Social & Political Philosophy – understanding human social systems from a personalist and evolutionary standpoint. Themes include liberalism, secularism, humane culture, human rights, and political economy. Central thinkers include Francis Fukuyama, Charles Taylor, Jurgen Habermas, Doug den Uyl, Doug Rasmussen, Don Cupitt, John Gray, and Alasdair MacIntyre.
Continental Philosophy – predominantly phenomenological realism and personalism. Formative thinkers include Edmund Husserl, Maurice Blondel, Friedrich Nietzsche, Roman Ingarden, Romano Guardini, Gabriel Marcel, Emmanuel Mounier, Simone Weil, Jacques Maritain, Maurice Merleau-Ponty, John Paul II, Jacques Derrida, Josef Seifert, John F. Crosby, Rocco Buttiglione, and Christian Smith.
Virtue & Natural Law Ethics – approaching morality as practical action that promotes human flourishing understood from a reasoned, teleological reflection on human nature informed by tradition(s). Key scholars include John Finnis, Henry Veatch, Max Scheler, Elizabeth Anscombe, Dietrich von Hildebrand, Edith Stein, and Alasdair MacIntyre.

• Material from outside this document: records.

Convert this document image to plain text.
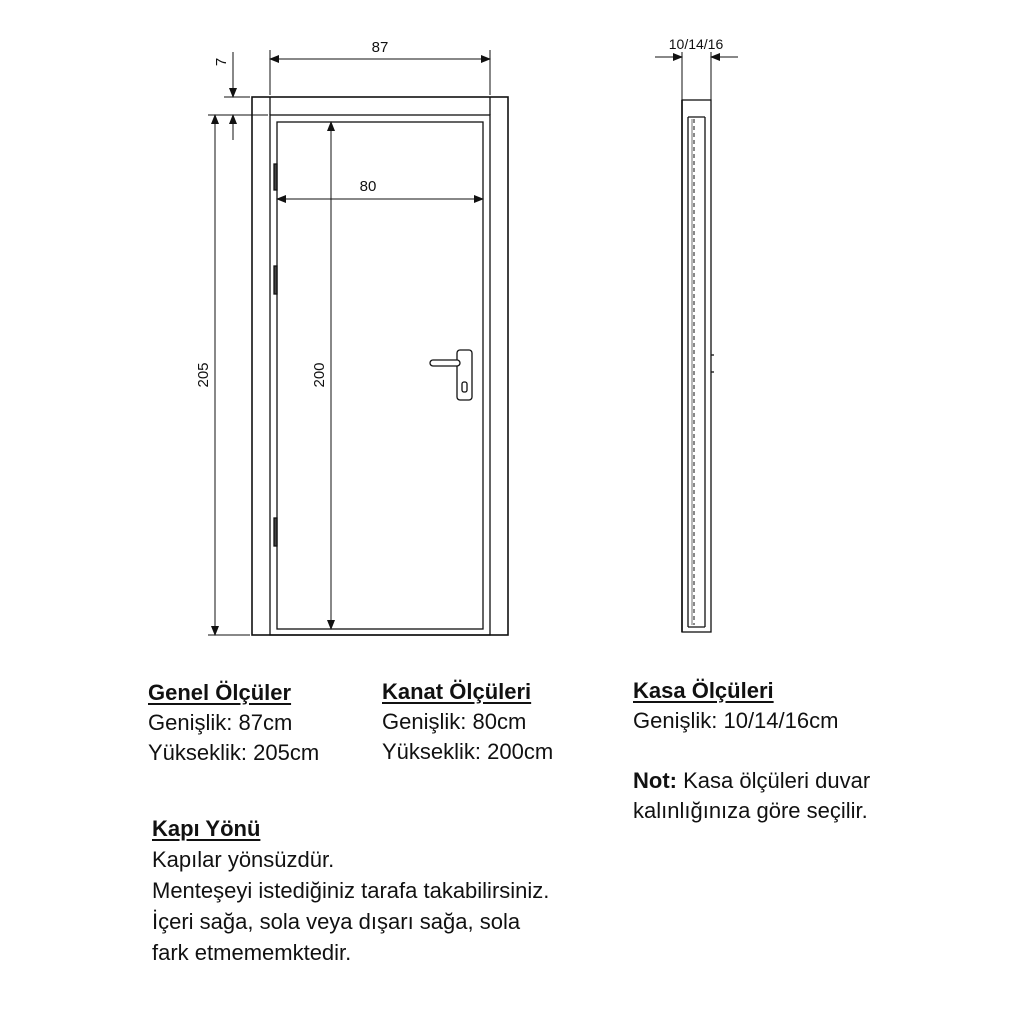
87
80
205	200
7
10/14/16
Genel Ölçüler
Genişlik: 87cm
Yükseklik: 205cm
Kanat Ölçüleri
Genişlik: 80cm
Yükseklik: 200cm
Kasa Ölçüleri
Genişlik: 10/14/16cm
Not: Kasa ölçüleri duvar
kalınlığınıza göre seçilir.
Kapı Yönü
Kapılar yönsüzdür.
Menteşeyi istediğiniz tarafa takabilirsiniz.
İçeri sağa, sola veya dışarı sağa, sola
fark etmememktedir.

The Intellectual History of Western Culture – tracing the development of Western thought from antiquity to today, with particular emphasis on cultural narratives, epistemology, and truth theories. Notable thinkers include Mortimer Adler, Isaiah Berlin, Charles Freeman, Michael Oakeshott, Lewis Mumford, Richard Rorty, Alan Bloom, and Richard Tarnas.
Naturalism & Spirituality – a worldview informed by liberal naturalism that acknowledges the beauty and wonder of nature while rejecting supernatural beliefs and relying on reason, science, and evidence-based thinking to understand the world and our place in it. Prominent proponents include Jerome Stone, Donald Crosby, Loyal Rue, Thomas Berry, Bill Plotkin, Starhawk, Jason Kirkey, Ursula Goodenough, Brendan Graham Dempsey, John Vervaeke, and Jamie Wheal.